Das Vierte Corona-Steuerhilfegesetz enthält im Wesentlichen die gleichen Maßnahmen, sie werden nur entfristet oder fortgeschrieben. Wir bedauern aber, um etwas Wasser in den Wein zu gießen, dass es ein wenig spät kommt. Der Regierungsentwurf war erst von Februar 2022. Man muss sehen: Maßnahmen, die dieses Jahr komplett gelten sollen, werden im Bundesrat erst im Juni beschlossen werden. Es ist also ein halbes Jahr vorbei, bevor die Maßnahmen tatsächlich beschlossen werden. Sie haben vorhin von „Planungssicherheit“ gesprochen, die geschaffen werden solle. Damit wird es schwierig, wenn der Beschluss im Bundesrat erst am 10. Juni 2022 erfolgt.

Wir stimmen zu, wie ich gesagt habe, aber im Ergebnis hätte es auch ein wenig mehr sein können. Sie gehen den richtigen Weg, sind aber leider, wie so oft, auf halber Strecke stehen geblieben. Wir hatten es Ihnen dabei so leicht gemacht. Wir hatten einen Entschließungsantrag eingebracht, der 14 Punkte enthält, die Ihnen nicht ganz unbekannt vorkommen dürften, Herr Kollege Herbrand, die Sie hätten übernehmen können. Aber leider werden Sie heute gemeinsam als Ampelkoalition diesen Antrag wie schon im Ausschuss wohl ablehnen.

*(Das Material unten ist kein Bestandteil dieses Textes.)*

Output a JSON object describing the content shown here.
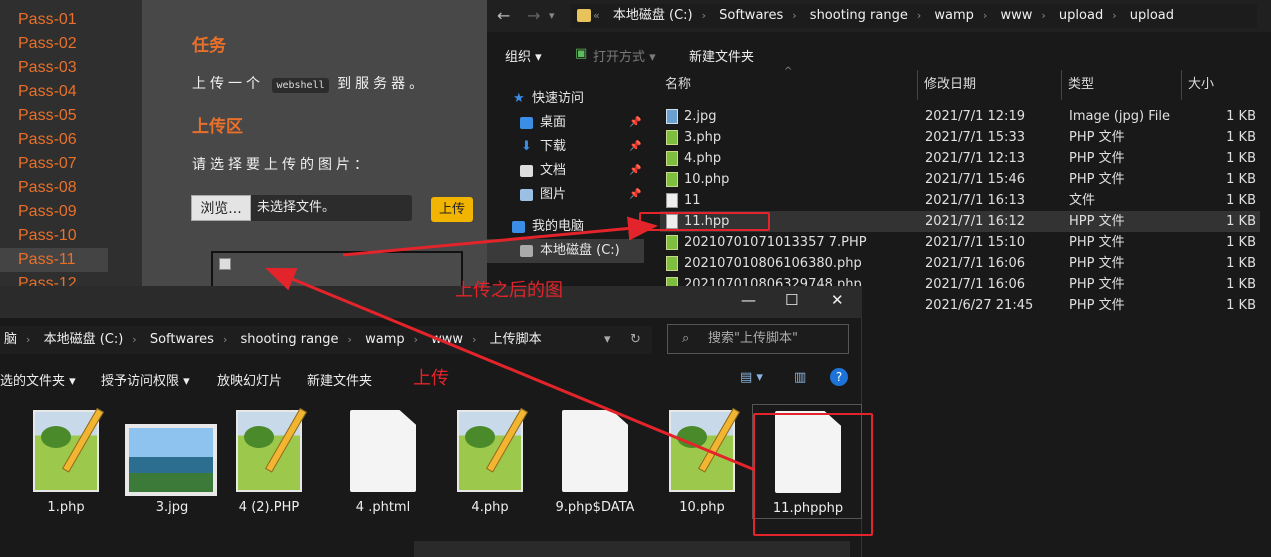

(Markus Herbrand [FDP]: Ganz genau!)

Unser gemeinsames Ziel ist: Wir wollen die wirtschaftlichen Folgen der Coronakrise, aber auch des Ukrainekrieges abfedern und so dazu beitragen, dass es Stabilisierung bei den Unternehmen gibt, aber auch Entlastung bei Arbeitnehmerinnen und Arbeitnehmern. Wir wollen auch die Eigenkapitalbasis bei Unternehmen wieder stärken, die in der schwierigen Zeit ihr Eigenkapital abschmelzen mussten; das war zum Glück vorhanden, sodass sie in der Krise Bestand hatten.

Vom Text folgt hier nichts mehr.